Final reflections: belonging is the foundation of voice
Scarlet reflects:
The Explorance Conference reinforced something many students already know intuitively: student voice flourishes when belonging exists.
When students feel safe, valued and represented, they do not need to be chased for feedback; they offer it freely. When institutions listen with intent and act with transparency, trust grows. And when leadership reflects lived experience, student voice becomes a shared endeavour rather than a task or procedure.

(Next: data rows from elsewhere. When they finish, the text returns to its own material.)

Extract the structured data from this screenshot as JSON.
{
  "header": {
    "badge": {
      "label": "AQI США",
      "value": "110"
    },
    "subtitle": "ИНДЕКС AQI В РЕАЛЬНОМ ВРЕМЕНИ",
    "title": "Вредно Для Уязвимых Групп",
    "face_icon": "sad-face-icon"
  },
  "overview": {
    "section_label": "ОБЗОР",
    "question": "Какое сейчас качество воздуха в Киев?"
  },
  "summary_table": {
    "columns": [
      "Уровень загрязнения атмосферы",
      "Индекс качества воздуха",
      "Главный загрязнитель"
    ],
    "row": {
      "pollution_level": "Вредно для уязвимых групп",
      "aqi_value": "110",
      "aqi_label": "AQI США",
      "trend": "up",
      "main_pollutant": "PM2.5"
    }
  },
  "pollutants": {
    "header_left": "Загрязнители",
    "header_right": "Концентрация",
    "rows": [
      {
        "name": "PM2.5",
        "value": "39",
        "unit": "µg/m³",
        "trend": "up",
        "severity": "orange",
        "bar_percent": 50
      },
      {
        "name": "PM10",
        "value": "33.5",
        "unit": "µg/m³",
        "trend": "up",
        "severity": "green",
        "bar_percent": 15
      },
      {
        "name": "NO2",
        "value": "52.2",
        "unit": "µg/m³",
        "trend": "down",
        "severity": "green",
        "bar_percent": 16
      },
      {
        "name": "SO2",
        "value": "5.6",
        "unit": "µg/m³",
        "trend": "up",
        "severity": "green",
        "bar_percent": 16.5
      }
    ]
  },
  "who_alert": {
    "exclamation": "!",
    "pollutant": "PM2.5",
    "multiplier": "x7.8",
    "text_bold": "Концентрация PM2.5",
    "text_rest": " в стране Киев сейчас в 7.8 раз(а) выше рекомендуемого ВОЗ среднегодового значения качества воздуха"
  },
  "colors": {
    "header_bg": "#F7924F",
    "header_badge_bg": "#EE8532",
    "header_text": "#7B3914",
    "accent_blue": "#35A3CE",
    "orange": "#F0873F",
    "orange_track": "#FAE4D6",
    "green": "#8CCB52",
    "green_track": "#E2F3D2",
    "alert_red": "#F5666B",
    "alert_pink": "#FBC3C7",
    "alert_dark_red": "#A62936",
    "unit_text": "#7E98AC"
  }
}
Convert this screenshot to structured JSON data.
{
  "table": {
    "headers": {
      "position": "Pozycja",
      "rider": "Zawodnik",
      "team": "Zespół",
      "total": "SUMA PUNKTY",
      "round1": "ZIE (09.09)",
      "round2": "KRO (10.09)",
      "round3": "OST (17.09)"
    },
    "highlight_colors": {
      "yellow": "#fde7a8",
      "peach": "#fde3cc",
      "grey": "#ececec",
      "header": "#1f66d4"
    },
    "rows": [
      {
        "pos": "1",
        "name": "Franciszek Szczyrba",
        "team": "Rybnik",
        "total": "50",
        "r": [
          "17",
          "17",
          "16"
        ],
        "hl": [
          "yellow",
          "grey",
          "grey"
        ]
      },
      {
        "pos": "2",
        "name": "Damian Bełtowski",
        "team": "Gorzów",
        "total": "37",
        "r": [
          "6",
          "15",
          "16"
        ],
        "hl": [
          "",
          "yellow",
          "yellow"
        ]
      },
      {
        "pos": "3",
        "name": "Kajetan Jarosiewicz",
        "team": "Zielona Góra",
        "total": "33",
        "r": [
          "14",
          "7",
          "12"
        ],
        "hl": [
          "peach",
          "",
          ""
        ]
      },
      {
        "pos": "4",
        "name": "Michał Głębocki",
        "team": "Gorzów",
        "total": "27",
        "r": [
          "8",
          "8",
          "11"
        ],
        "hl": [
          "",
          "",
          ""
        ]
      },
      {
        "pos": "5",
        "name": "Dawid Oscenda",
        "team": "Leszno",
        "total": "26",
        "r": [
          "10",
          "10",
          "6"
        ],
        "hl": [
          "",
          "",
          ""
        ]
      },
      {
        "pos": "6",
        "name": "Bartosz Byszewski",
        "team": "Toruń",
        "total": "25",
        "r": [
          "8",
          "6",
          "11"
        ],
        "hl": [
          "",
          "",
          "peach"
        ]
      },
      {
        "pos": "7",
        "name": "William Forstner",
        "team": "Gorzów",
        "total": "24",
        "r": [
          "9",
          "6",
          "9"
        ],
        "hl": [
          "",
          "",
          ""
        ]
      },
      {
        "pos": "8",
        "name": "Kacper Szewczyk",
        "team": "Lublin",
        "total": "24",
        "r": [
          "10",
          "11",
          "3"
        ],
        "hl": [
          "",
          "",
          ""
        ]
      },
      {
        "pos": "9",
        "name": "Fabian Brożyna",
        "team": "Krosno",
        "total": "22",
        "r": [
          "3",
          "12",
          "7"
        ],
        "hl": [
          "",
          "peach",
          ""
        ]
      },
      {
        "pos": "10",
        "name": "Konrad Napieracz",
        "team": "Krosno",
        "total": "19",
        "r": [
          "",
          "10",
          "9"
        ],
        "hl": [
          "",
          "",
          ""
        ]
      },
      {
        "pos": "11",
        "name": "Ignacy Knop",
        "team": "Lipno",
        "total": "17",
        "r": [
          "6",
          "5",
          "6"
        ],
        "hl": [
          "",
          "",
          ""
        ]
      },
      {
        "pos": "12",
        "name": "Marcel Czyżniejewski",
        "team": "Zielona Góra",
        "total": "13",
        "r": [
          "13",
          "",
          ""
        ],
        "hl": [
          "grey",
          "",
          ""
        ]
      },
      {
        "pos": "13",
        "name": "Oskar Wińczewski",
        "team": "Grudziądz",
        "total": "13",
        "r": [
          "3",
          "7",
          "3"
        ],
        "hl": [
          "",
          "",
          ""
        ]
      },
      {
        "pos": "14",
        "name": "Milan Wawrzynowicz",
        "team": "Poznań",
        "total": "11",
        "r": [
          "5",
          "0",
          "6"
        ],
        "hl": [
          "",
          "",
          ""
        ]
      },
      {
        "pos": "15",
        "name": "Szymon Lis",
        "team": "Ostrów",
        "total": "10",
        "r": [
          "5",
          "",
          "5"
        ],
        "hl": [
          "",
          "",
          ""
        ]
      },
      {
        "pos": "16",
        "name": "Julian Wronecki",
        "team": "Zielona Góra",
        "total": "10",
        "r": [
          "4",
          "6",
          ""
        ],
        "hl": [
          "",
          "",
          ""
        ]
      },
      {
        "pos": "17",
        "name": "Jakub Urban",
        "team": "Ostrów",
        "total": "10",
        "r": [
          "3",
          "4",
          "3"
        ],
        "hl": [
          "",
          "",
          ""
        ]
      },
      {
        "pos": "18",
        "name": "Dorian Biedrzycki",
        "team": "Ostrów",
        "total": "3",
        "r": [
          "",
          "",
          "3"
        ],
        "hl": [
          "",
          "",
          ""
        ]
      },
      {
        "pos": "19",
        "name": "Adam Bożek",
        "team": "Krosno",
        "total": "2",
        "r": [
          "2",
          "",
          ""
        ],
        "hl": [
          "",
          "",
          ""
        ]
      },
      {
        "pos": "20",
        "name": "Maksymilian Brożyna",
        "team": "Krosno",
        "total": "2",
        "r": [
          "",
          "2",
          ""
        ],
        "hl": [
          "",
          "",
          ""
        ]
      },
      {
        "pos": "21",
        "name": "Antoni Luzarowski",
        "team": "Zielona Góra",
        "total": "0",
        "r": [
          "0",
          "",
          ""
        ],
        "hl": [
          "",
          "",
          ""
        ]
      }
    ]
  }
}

For those of us involved in student representation, the message is clear: meaningful change begins not with surveys, but with relationships.
Harry reflects:
Student-centred leadership begins with genuine understanding: taking time to recognise the varied pressures, barriers, and lived realities across the student body, and allowing those realities to shape what is questioned, raised, and prioritised. Leadership driven by student voice is not about visibility or status but about integrity and persistence. When leaders choose to listen deeply and speak with purpose, they help create spaces where fairness is strengthened and belonging becomes more possible. In that way, student voice is not just something to be heard; it becomes something that leads.
Aimee reflects:
I left the conference feeling not only informed but deeply affirmed. The event created space for honesty, where people shared their own experiences of barriers, belonging, and being heard. While the conference explored student voice in a broader, more meaningful way, it prompted me to reflect more personally on my experiences navigating higher education as a disabled student. Discussions around belonging, visibility, and being heard resonated strongly. Although disability was not always central to the conversations, the shared themes made me reflect on moments when access, understanding, and inclusion have shaped my journey. It reinforced how vital it is that disabled students' voices are not only included but actively sought and valued within student representation spaces.

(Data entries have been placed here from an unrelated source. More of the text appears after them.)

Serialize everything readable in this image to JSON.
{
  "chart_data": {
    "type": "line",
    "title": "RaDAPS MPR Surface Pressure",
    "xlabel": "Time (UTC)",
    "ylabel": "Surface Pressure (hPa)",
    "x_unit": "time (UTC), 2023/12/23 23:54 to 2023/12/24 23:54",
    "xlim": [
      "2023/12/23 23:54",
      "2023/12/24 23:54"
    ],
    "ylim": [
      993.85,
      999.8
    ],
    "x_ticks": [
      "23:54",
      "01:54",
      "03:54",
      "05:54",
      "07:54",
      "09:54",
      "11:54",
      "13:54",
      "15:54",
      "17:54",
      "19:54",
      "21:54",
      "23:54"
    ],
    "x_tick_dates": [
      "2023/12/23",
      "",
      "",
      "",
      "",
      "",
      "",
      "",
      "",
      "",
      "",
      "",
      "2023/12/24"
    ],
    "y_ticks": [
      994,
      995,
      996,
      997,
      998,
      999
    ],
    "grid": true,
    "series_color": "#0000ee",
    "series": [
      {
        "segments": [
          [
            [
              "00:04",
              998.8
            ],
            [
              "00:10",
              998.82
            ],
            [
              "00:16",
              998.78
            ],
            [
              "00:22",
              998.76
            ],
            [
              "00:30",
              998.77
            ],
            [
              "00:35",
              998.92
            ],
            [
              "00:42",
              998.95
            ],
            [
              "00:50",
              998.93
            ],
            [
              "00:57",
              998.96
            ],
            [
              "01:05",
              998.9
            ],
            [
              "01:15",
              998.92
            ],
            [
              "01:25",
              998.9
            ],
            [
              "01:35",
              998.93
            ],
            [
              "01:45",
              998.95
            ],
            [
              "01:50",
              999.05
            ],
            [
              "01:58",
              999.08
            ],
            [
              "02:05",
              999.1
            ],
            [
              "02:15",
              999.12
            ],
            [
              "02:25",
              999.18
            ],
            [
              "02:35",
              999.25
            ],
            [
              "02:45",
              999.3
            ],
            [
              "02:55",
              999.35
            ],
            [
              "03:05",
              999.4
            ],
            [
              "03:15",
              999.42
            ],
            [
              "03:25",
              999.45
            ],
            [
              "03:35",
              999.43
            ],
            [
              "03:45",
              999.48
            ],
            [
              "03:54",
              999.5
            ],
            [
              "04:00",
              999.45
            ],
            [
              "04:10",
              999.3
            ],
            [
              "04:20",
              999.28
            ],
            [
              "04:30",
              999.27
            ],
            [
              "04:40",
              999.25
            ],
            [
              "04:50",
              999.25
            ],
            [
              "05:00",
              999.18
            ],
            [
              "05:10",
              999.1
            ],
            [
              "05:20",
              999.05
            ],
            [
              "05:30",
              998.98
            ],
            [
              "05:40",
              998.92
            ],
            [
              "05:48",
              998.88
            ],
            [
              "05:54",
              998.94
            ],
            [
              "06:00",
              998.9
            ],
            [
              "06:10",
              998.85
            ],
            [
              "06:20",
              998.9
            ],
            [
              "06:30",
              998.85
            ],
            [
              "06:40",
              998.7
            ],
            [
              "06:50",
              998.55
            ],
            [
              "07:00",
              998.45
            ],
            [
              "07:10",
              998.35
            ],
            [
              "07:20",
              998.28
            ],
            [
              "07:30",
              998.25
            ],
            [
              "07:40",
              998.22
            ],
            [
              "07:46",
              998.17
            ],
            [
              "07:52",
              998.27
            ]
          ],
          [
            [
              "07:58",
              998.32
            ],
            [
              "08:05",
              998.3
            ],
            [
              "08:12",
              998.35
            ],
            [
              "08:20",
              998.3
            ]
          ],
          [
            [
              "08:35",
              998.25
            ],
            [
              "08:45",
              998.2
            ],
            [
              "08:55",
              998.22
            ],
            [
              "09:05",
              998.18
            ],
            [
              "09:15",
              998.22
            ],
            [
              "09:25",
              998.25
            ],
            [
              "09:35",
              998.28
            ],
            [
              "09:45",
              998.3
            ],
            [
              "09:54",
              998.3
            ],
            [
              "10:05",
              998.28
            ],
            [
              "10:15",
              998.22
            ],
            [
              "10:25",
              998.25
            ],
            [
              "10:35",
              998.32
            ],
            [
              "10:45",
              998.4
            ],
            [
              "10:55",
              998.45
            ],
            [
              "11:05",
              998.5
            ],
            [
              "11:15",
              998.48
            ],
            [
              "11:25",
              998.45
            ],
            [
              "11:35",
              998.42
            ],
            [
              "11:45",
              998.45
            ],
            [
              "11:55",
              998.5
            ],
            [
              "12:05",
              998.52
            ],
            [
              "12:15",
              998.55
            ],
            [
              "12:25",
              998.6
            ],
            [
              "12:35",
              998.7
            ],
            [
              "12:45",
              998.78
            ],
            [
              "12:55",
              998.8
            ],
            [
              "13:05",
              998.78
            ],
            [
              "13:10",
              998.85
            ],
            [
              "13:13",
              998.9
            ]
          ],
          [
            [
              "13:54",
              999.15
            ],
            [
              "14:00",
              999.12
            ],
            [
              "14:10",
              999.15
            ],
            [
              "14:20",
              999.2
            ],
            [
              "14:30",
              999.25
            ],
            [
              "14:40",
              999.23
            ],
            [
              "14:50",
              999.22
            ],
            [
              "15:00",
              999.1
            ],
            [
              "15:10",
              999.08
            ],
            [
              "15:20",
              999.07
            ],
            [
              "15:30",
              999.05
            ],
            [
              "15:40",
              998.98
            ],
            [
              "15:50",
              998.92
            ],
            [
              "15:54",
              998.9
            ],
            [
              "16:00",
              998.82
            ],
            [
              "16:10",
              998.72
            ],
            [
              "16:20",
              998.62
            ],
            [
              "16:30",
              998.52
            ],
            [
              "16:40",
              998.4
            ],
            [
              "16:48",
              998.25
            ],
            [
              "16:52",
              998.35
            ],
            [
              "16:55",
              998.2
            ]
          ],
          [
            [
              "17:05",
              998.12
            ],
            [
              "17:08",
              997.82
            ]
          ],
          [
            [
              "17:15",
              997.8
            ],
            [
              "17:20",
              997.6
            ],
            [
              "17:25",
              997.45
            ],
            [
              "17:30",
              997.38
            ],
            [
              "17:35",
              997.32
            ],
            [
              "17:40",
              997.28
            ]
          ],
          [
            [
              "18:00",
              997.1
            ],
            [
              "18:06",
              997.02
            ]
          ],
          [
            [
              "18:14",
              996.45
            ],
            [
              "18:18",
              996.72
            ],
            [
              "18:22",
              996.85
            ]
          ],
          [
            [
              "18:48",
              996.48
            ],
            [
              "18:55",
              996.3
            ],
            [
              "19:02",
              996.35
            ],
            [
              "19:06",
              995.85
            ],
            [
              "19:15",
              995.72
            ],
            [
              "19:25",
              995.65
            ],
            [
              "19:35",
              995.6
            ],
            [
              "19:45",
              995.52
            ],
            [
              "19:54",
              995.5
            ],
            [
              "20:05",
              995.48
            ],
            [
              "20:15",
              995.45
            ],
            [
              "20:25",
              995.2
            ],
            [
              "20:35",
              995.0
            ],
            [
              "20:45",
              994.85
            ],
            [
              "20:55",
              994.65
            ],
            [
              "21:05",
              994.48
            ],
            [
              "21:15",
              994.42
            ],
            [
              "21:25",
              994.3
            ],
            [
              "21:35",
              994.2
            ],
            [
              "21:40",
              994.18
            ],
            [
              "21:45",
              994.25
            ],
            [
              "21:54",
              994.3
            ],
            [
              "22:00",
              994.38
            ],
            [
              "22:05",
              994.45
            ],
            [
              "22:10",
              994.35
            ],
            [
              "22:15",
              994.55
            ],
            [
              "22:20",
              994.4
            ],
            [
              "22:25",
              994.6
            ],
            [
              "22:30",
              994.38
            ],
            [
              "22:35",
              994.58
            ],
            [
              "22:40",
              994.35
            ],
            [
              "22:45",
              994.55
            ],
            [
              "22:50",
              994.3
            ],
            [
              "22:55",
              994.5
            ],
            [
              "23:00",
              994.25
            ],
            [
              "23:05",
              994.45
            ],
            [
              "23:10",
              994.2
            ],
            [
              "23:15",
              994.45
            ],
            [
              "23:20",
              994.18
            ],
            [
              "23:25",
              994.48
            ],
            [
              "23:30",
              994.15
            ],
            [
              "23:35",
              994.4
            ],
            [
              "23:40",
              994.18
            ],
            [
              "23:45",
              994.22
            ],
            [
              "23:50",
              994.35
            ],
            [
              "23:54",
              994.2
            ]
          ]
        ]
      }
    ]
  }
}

It made me recognise, even more than before, that my role as the Disabled Student Representative is not just about advocacy but also about ensuring that lived experiences inform change. Student voice is most powerful when it makes space for those whose perspectives are often unseen or unheard. Continuing to amplify disabled students' voices and sharing them for those who may not want to or be able to do so remains essential work.
Michael reflects:
The conference highlighted how feedback systems can unintentionally exclude the very students they aim to support. Minority groups, quieter students, those studying in rural areas, and students with additional needs or heavy workloads are often overlooked. Students who are already engaged are more likely to complete surveys, while others may not, leaving some voices underrepresented.

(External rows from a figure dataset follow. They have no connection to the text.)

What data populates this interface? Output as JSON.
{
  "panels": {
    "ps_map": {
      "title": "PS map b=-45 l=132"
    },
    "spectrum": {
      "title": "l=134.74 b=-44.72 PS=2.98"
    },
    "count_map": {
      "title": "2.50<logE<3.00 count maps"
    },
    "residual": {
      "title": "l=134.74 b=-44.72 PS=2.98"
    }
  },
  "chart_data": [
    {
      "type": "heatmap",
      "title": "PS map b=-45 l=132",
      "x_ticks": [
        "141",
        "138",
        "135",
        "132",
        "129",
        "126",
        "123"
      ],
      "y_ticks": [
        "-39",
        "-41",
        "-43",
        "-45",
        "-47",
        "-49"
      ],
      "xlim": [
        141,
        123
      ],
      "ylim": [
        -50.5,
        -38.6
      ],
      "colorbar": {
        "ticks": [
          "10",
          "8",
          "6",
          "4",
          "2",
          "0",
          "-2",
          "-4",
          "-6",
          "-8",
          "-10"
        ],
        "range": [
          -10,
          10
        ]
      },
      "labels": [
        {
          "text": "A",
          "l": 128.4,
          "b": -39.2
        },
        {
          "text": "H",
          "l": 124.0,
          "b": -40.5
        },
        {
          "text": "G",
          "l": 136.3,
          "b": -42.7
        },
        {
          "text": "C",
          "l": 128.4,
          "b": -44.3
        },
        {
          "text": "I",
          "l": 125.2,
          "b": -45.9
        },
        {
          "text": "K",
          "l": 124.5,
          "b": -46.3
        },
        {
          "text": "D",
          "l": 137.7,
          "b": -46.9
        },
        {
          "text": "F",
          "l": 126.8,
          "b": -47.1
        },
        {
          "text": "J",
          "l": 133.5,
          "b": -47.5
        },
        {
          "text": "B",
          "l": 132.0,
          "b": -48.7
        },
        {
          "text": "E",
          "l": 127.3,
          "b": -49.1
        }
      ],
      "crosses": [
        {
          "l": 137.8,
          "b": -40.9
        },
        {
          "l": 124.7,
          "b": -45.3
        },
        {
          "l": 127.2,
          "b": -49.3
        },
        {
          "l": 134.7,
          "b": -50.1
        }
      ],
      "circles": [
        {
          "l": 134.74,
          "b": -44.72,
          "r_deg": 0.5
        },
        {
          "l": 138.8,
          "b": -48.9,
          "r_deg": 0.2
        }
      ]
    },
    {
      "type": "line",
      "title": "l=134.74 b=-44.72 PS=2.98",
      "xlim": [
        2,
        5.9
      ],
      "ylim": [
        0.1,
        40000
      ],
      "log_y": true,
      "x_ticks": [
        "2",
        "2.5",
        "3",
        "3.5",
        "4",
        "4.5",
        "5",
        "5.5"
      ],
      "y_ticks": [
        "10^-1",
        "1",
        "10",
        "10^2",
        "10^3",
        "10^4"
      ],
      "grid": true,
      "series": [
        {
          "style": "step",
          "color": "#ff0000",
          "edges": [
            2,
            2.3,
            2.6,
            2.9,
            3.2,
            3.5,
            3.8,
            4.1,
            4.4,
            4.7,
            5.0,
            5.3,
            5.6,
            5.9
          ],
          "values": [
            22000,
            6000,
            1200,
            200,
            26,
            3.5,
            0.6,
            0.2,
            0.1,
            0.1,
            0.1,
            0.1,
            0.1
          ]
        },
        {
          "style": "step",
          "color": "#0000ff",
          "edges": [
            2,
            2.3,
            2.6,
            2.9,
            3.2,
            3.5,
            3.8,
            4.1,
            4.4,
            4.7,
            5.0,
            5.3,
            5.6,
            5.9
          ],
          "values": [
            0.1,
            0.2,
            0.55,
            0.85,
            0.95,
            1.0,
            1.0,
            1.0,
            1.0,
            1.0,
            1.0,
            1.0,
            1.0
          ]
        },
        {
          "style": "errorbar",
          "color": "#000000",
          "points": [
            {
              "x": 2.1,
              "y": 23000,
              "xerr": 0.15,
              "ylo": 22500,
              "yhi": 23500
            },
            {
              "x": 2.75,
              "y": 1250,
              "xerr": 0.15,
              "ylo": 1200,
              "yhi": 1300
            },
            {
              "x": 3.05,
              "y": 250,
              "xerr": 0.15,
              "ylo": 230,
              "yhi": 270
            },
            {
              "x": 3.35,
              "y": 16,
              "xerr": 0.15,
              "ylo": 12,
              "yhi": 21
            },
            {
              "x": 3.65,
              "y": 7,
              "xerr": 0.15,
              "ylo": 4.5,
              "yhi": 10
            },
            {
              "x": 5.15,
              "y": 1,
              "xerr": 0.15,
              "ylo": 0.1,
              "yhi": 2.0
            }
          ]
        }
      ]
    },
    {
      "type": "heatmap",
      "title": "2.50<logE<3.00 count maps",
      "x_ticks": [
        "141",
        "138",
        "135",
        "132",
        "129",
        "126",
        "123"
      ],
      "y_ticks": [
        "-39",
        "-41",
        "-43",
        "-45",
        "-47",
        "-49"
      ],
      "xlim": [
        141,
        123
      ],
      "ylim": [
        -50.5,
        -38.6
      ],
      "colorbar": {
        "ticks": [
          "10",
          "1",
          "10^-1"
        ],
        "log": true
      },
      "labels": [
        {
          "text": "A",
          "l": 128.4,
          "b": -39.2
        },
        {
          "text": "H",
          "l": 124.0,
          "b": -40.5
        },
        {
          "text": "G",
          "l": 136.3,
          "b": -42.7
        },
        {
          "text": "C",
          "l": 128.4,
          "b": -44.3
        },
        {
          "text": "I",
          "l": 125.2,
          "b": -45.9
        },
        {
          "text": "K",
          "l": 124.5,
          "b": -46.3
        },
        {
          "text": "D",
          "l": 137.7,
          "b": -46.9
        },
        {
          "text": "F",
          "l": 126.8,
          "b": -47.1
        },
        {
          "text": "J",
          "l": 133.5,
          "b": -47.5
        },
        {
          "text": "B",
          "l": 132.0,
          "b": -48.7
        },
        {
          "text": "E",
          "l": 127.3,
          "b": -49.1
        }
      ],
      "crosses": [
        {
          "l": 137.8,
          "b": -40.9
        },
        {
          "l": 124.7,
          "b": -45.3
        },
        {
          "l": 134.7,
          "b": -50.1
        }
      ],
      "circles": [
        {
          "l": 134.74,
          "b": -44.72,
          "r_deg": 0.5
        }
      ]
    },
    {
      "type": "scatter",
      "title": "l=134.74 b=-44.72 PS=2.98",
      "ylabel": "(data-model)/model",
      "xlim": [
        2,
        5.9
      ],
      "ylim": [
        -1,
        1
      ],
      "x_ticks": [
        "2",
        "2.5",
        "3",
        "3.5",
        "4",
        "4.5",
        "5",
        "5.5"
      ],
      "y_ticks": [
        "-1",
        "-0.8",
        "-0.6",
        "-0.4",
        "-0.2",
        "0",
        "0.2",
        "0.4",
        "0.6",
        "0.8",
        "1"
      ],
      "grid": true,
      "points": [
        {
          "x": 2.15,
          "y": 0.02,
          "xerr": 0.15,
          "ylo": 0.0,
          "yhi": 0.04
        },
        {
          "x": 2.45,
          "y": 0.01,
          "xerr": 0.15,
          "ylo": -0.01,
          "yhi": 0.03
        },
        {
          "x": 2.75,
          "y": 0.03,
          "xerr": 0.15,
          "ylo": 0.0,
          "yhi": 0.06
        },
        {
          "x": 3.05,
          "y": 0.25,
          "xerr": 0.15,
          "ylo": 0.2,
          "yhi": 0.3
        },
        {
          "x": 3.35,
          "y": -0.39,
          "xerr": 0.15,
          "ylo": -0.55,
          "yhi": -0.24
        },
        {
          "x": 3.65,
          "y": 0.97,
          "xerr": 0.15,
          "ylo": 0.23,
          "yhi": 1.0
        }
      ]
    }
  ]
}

Emotional factors also influence engagement. If surveys feel repetitive, or if students believe previous feedback has little impact, motivation diminishes. Without reassurance about confidentiality and clear follow-up, some may give neutral or overly positive responses to avoid drawing attention. For neurodivergent, disabled, and minority students, standard survey formats may not always seem accessible, further affecting whose voices are captured.
These insights emphasise the responsibility that comes with representation. Ensuring feedback is inclusive, transparent, and truly reflects the student community remains central to how student reps and the Open SU staff team approach their roles – helping every student feel confident that their voice genuinely matters.